Sutphin Patrick D, Reis Stephen P, McKune Angie, Ravanzo Maria, Kalva Sanjeeva P, Pillai Anil K
Division of Interventional Radiology, Department of Radiology, University of Texas Southwestern Medical Center, 5323 Harry Hines Boulevard, Dallas, TX 75390..
Division of Interventional Radiology, Department of Radiology, University of Texas Southwestern Medical Center, 5323 Harry Hines Boulevard, Dallas, TX 75390.
J Vasc Interv Radiol. 2015 Apr;26(4):491-8.e1. doi: 10.1016/j.jvir.2014.11.030. Epub 2015 Jan 28.
To design a sustainable process to improve optional inferior vena cava (IVC) filter retrieval rates based on the Define, Measure, Analyze, Improve, Control (DMAIC) methodology of the Six Sigma process improvement paradigm.

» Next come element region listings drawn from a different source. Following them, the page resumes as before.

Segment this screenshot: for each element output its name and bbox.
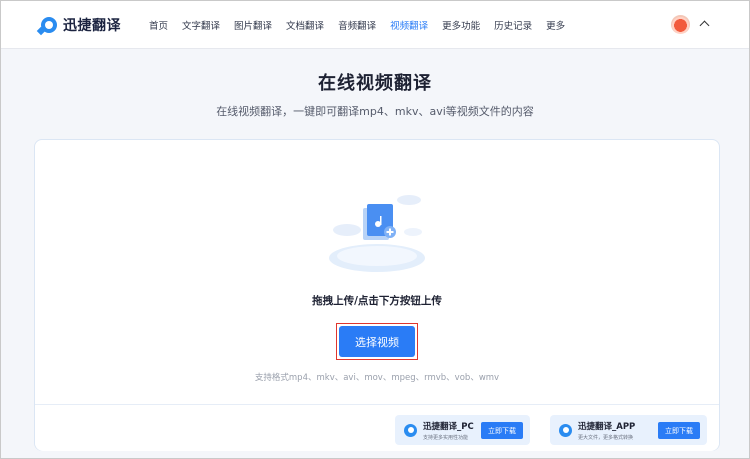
download-bar: 迅捷翻译_PC 支持更多实用性功能 立即下载 迅捷翻译_APP 更大文件，更多格…	[35, 404, 719, 451]
nav-item-video-translate[interactable]: 视频翻译	[390, 1, 428, 49]
nav-item-history[interactable]: 历史记录	[494, 1, 532, 49]
download-desc-app: 更大文件，更多格式转换	[578, 434, 634, 441]
drag-upload-text: 拖拽上传/点击下方按钮上传	[312, 295, 442, 307]
download-card-pc[interactable]: 迅捷翻译_PC 支持更多实用性功能 立即下载	[395, 415, 530, 445]
logo-text: 迅捷翻译	[63, 17, 121, 34]
app-logo-icon	[404, 423, 417, 437]
select-video-button[interactable]: 选择视频	[339, 326, 415, 357]
nav-item-home[interactable]: 首页	[149, 1, 168, 49]
nav-item-audio-translate[interactable]: 音频翻译	[338, 1, 376, 49]
video-upload-illustration	[329, 195, 425, 272]
nav-item-image-translate[interactable]: 图片翻译	[234, 1, 272, 49]
nav-item-document-translate[interactable]: 文档翻译	[286, 1, 324, 49]
download-app-button[interactable]: 立即下载	[658, 422, 700, 439]
logo[interactable]: 迅捷翻译	[41, 15, 121, 35]
main-nav: 首页 文字翻译 图片翻译 文档翻译 音频翻译 视频翻译 更多功能 历史记录 更多	[149, 1, 579, 49]
download-name-pc: 迅捷翻译_PC	[423, 421, 474, 432]
download-card-app[interactable]: 迅捷翻译_APP 更大文件，更多格式转换 立即下载	[550, 415, 707, 445]
app-logo-icon	[559, 423, 572, 437]
chevron-up-icon[interactable]	[699, 20, 710, 31]
page-subtitle: 在线视频翻译，一键即可翻译mp4、mkv、avi等视频文件的内容	[216, 105, 534, 118]
avatar[interactable]	[671, 15, 690, 34]
page-title: 在线视频翻译	[318, 73, 432, 94]
supported-formats: 支持格式mp4、mkv、avi、mov、mpeg、rmvb、vob、wmv	[254, 373, 500, 383]
upload-card[interactable]: 拖拽上传/点击下方按钮上传 选择视频 支持格式mp4、mkv、avi、mov、m…	[34, 139, 720, 451]
download-pc-button[interactable]: 立即下载	[481, 422, 523, 439]
nav-item-more[interactable]: 更多	[546, 1, 565, 49]
nav-item-more-features[interactable]: 更多功能	[442, 1, 480, 49]
top-header: 迅捷翻译 首页 文字翻译 图片翻译 文档翻译 音频翻译 视频翻译 更多功能 历史…	[1, 1, 749, 49]
download-desc-pc: 支持更多实用性功能	[423, 434, 469, 441]
download-name-app: 迅捷翻译_APP	[578, 421, 636, 432]
logo-icon	[41, 16, 57, 33]
nav-item-text-translate[interactable]: 文字翻译	[182, 1, 220, 49]
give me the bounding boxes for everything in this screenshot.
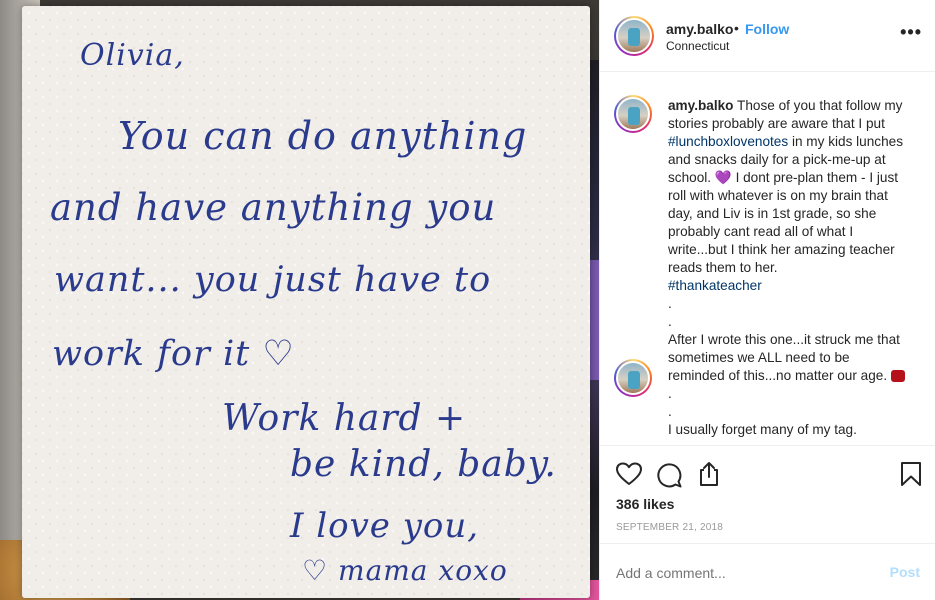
note-line: be kind, baby.: [290, 444, 557, 485]
caption-continued: After I wrote this one...it struck me th…: [668, 331, 908, 439]
more-options-icon[interactable]: •••: [900, 22, 922, 43]
share-icon[interactable]: [696, 461, 722, 492]
post-comment-button[interactable]: Post: [890, 564, 920, 580]
follow-button[interactable]: Follow: [745, 21, 789, 37]
caption-continued-avatar[interactable]: [614, 359, 652, 397]
header-username-link[interactable]: amy.balko: [666, 21, 733, 37]
note-line-text: mama xoxo: [338, 554, 508, 587]
location-link[interactable]: Connecticut: [666, 39, 729, 53]
likes-count[interactable]: 386 likes: [616, 496, 674, 512]
add-comment-bar: Post: [600, 543, 935, 600]
bookmark-icon[interactable]: [900, 461, 922, 492]
caption-dot: .: [668, 404, 672, 419]
caption-text: I usually forget many of my tag.: [668, 422, 857, 437]
note-line: Work hard +: [222, 398, 467, 439]
comment-icon[interactable]: [656, 462, 682, 493]
note-line: want... you just have to: [54, 260, 492, 300]
comments-list[interactable]: amy.balko Those of you that follow my st…: [600, 73, 935, 445]
note-line-text: work for it: [52, 334, 251, 374]
caption-text: After I wrote this one...it struck me th…: [668, 332, 900, 383]
caption-text: I dont pre-plan them - I just roll with …: [668, 170, 899, 275]
heart-doodle-icon: ♡: [302, 554, 329, 587]
post-photo[interactable]: Olivia, You can do anything and have any…: [0, 0, 599, 600]
napkin-note: Olivia, You can do anything and have any…: [22, 6, 590, 598]
separator-dot: •: [734, 20, 739, 36]
caption-username-link[interactable]: amy.balko: [668, 98, 733, 113]
post-date[interactable]: SEPTEMBER 21, 2018: [616, 522, 723, 533]
heart-doodle-icon: ♡: [262, 334, 295, 374]
caption-dot: .: [668, 386, 672, 401]
post-side-panel: amy.balko • Follow Connecticut ••• amy.b…: [599, 0, 935, 600]
heart-outline-icon[interactable]: [616, 462, 642, 491]
purple-heart-icon: 💜: [714, 170, 732, 185]
note-line-greeting: Olivia,: [80, 38, 185, 73]
post-header: amy.balko • Follow Connecticut •••: [600, 0, 935, 72]
emoji-icon: [890, 370, 905, 383]
note-line: ♡ mama xoxo: [302, 554, 508, 587]
caption-dot: .: [668, 314, 672, 329]
hashtag-link[interactable]: #thankateacher: [668, 278, 762, 293]
comment-input[interactable]: [616, 564, 866, 582]
caption: amy.balko Those of you that follow my st…: [668, 97, 908, 331]
avatar[interactable]: [614, 16, 654, 56]
note-line: work for it ♡: [52, 334, 295, 374]
note-line: and have anything you: [50, 186, 497, 229]
caption-dot: .: [668, 296, 672, 311]
note-line: You can do anything: [118, 114, 528, 158]
hashtag-link[interactable]: #lunchboxlovenotes: [668, 134, 788, 149]
note-line: I love you,: [290, 506, 480, 546]
action-bar: 386 likes SEPTEMBER 21, 2018: [600, 445, 935, 543]
caption-avatar[interactable]: [614, 95, 652, 133]
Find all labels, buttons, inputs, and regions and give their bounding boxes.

DMAIC, an acronym for Define, Measure, Analyze, Improve, and Control, was employed to design and implement a quality improvement project to increase IVC filter retrieval rates at a tertiary academic hospital. Retrievable IVC filters were placed in 139 patients over a 2-year period. The baseline IVC filter retrieval rate (n = 51) was reviewed through a retrospective analysis, and two strategies were devised to improve the filter retrieval rate: (a) mailing of letters to clinicians and patients for patients who had filters placed within 8 months of implementation of the project (n = 43) and (b) a prospective automated scheduling of a clinic visit at 4 weeks after filter placement for all new patients (n = 45). The effectiveness of these strategies was assessed by measuring the filter retrieval rates and estimated increase in revenue to interventional radiology.

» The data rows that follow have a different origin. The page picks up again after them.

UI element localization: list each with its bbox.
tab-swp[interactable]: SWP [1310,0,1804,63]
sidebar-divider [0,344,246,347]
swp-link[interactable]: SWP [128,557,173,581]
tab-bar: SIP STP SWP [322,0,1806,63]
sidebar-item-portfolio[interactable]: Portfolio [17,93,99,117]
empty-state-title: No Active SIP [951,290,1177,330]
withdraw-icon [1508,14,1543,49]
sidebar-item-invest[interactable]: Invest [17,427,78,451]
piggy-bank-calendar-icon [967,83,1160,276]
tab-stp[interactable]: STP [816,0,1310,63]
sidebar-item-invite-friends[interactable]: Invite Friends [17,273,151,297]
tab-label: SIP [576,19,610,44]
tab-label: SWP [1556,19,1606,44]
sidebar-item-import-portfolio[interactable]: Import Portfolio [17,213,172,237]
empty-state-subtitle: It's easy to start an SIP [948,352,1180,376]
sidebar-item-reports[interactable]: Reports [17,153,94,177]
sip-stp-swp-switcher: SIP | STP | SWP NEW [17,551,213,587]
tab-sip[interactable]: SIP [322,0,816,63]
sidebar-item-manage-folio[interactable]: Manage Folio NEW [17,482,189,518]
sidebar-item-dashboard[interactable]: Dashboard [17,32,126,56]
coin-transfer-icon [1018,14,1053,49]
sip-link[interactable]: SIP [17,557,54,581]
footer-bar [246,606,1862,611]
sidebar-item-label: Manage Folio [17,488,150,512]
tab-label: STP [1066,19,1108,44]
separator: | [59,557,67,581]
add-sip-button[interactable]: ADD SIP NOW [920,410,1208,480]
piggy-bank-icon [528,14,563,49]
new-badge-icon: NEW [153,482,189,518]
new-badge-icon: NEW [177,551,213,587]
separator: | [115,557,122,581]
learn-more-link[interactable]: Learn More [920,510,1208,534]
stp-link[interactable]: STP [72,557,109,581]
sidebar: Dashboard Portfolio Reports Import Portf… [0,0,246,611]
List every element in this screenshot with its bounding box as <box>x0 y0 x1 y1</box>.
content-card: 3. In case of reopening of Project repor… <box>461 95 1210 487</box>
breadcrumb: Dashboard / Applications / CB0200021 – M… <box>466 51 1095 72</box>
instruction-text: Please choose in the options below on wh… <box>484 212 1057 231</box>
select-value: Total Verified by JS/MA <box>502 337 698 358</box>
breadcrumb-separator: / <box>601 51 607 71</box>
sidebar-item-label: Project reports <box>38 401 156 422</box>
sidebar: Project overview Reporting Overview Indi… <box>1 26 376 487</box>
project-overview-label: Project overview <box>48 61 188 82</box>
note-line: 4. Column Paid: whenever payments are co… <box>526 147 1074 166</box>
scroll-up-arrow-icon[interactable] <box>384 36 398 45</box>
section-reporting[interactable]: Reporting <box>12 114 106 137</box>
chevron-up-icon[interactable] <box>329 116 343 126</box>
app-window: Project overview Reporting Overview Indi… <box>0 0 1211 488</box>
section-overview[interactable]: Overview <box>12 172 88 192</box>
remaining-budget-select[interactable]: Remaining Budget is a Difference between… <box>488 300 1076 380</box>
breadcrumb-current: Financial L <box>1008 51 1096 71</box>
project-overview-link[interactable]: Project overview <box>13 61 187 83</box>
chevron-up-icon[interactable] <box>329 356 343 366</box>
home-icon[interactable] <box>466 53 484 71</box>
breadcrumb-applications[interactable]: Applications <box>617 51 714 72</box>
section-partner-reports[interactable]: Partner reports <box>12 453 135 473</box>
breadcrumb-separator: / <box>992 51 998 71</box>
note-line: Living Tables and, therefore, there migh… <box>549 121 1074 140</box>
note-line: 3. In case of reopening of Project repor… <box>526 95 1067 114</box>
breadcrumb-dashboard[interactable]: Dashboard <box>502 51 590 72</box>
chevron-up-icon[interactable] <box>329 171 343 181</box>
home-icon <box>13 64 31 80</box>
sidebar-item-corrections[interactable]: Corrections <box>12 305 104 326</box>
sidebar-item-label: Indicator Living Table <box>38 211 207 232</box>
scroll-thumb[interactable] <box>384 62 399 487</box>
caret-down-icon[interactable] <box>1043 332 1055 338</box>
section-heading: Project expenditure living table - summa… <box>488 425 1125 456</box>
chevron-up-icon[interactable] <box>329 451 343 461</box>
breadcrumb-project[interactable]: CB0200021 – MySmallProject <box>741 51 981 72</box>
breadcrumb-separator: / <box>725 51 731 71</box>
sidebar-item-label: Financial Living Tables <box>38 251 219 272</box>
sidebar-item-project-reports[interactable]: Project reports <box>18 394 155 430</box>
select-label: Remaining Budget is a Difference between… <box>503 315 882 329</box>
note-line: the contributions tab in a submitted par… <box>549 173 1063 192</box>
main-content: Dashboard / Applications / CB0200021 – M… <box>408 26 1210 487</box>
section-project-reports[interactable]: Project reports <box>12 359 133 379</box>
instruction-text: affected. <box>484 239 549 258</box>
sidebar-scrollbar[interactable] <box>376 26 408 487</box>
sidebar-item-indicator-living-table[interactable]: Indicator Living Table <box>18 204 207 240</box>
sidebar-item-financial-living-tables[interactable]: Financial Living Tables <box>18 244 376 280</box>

IVC filter retrieval rates increased from a baseline of 8% to 40% with the mailing of letters and to 52% with the automated scheduling of a clinic visit 4 weeks after IVC filter placement. The estimated revenue per 100 IVC filters placed increased from $2,249 to $10,518 with the mailing of letters and to $17,022 with the automated scheduling of a clinic visit.
Using the DMAIC methodology, a simple and sustainable quality improvement intervention was devised that markedly improved IVC filter retrieval rates in eligible patients.
基于六西格玛流程改进范式的定义、测量、分析、改进、控制(DMAIC)方法,设计一个可持续的流程,以提高可选择的下腔静脉(IVC)滤器取出率。
采用DMAIC(定义、测量、分析、改进、控制的首字母缩写)来设计和实施一项质量改进项目,以提高一家三级学术医院的IVC滤器取出率。在两年时间里,为139例患者放置了可取出的IVC滤器。通过回顾性分析评估了IVC滤器取出率的基线(n = 51),并制定了两种提高滤器取出率的策略:(a)为在项目实施后8个月内放置滤器的患者向临床医生和患者邮寄信件(n = 43),以及(b)为所有新患者在滤器放置后4周进行前瞻性自动安排门诊就诊(n = 45)。通过测量滤器取出率和估计介入放射学收入的增加来评估这些策略的有效性。
通过邮寄信件,IVC滤器取出率从基线的8%提高到40%,在IVC滤器放置后4周进行门诊就诊的自动安排后提高到52%。每放置100个IVC滤器的估计收入从2249美元增加到邮寄信件后的10518美元,以及门诊就诊自动安排后的17022美元。
使用DMAIC方法,设计了一种简单且可持续的质量改进干预措施,显著提高了符合条件患者的IVC滤器取出率。